Greece, to be sure, is a small economy, about one-tenth the size of the German one, so other Europeans can afford to keep Greece on track even if its government will not risk death by pleasing its creditors. But Greece is just the most egregious problem. Next in line is Portugal, followed by Spain and Italy — and these latter two are economies of real size. All of which implies a fourth solution, which should have been imposed in 1999 when monetary union took off: a system of economic governance that keeps speeds and timetables in sync.
理論上,只有一個方法可以防止未來走向希臘。但政治與理論可不能相提並論。哪個理論學說可以處理這樣的金融體制呢?是德國堅持要用財政訓練的方法?或是法國一直斥責德國沒有同情心,要犧牲出口盈餘來刺激國內公共需求,讓所得可以提高的方法?「停下腳步來,讓後面其他人可以跟上」不再是句口號,而是會全面在莫爾克島上實施。 (編按:德國總理為Angela Merkel,這邊的「Merkel Land」非歐洲大陸上地名,猜想是作者以「莫爾克之島」來指稱德國。)
Logically, this is the only way to prevent future Greeces. But logic is not the same as politics. Whose rules would govern such a system? Germany's, with its insistence on fiscal discipline? Or those of France, which demands more vice from the Germans, that is, to sacrifice their export surpluses by stimulating domestic demand and letting wages creep up? "Slow down so that others may keep up" is not a slogan that will go over well in Merkel Land.(See whether the Greek bailout will be a savior for the euro.)
歐盟不會讓單一個工程師開動一整台火車,它會繼續混亂下去。沒必要成為一場災難,但歐盟寧可從這些事情中重新整理振作起來。所以,也許希臘災難會是一聲「有益的」響鐘:不可能在同個經濟體中,卻沒有監督者以及緊急危機處理措施。歐盟對希臘其他各國的情況了然於心很多年了,但,卻選擇了「忽視」,放任讓他們自己解決問題。
Europe will not choose a single engineer to run the entire train. It will continue to muddle through. That is not necessarily a disaster, but rather the way Europe was built, with disaster followed by renewal. So the Greek calamity, which is far from over, may be a salutary wake-up call. You can't have monetary union without a system of supervision and crisis-control. The E.U. has known what Greece and others have been doing for years, but it chose not to notice, let alone to intervene.

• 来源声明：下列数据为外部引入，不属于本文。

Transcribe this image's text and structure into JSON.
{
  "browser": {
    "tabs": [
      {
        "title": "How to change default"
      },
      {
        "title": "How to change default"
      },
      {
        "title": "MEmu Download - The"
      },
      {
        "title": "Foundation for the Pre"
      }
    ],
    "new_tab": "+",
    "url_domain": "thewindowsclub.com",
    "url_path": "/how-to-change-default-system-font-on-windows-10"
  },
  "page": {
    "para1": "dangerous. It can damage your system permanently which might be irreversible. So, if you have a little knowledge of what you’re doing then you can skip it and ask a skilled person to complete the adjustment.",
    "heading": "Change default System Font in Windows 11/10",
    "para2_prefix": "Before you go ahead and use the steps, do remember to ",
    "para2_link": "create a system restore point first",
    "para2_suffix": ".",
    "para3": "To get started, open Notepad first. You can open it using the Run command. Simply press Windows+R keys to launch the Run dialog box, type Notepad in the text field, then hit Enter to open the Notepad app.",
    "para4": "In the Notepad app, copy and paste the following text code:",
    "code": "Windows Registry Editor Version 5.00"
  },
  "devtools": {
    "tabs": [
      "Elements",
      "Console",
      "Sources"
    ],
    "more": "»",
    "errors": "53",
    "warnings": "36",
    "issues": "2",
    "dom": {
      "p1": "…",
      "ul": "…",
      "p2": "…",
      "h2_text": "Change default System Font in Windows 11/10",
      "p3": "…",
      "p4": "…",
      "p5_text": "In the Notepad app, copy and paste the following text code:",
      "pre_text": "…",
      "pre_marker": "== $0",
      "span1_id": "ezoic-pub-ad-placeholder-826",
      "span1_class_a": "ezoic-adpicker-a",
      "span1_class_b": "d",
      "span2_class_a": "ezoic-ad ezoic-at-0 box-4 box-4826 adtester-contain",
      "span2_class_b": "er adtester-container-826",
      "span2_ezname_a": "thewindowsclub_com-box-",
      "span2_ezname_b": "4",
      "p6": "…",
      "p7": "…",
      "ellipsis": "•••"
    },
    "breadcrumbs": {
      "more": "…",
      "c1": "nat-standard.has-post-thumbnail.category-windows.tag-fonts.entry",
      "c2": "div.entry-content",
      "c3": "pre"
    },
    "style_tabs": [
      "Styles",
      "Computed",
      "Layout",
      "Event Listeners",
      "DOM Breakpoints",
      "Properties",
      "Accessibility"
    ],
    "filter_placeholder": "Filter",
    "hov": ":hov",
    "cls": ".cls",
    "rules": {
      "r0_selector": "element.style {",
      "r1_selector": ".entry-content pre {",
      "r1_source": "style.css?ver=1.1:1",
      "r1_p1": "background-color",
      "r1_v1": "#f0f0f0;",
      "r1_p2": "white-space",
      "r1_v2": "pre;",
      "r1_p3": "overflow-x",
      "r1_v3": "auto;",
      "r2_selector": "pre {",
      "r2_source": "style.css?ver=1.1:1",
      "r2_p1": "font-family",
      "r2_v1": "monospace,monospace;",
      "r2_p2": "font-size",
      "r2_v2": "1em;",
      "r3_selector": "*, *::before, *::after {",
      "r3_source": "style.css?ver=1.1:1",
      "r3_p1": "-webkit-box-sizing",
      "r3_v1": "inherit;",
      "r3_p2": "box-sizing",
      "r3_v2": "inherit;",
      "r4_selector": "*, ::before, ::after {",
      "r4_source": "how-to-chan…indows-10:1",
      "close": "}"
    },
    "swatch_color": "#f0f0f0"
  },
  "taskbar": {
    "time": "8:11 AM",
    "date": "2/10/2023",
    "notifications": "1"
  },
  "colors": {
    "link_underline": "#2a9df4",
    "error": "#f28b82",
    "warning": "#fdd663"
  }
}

所以歐洲將會利用這次緊急貸款的機會,在可允許的時間內導入嚴格的規定。就像銀行如何對付那些帳戶透支卻又濫用特權的客戶一樣,必須讓一個機構在旁糾正錯誤,以便防止債務不斷擴大。經過這次的疏貸方案石沉愛琴海後,糟糕到任何事都可能發生的歐洲將會恐慌性償債,而這個代價將更加昂貴,到時候將帶領歐元走向大潰退。
So Europe might use the time afforded by the emergency loans to install a rigorous early-warning system — just as banks do when their clients abuse their overdraft privileges. It should be flanked by a mechanism for an orderly default that keeps contagion from spreading. The worst of all possible worlds is a panicky default after a few more rescue packages have sunk in the Aegean. It will be a lot more expensive, and the run on the euro may turn into a stampede.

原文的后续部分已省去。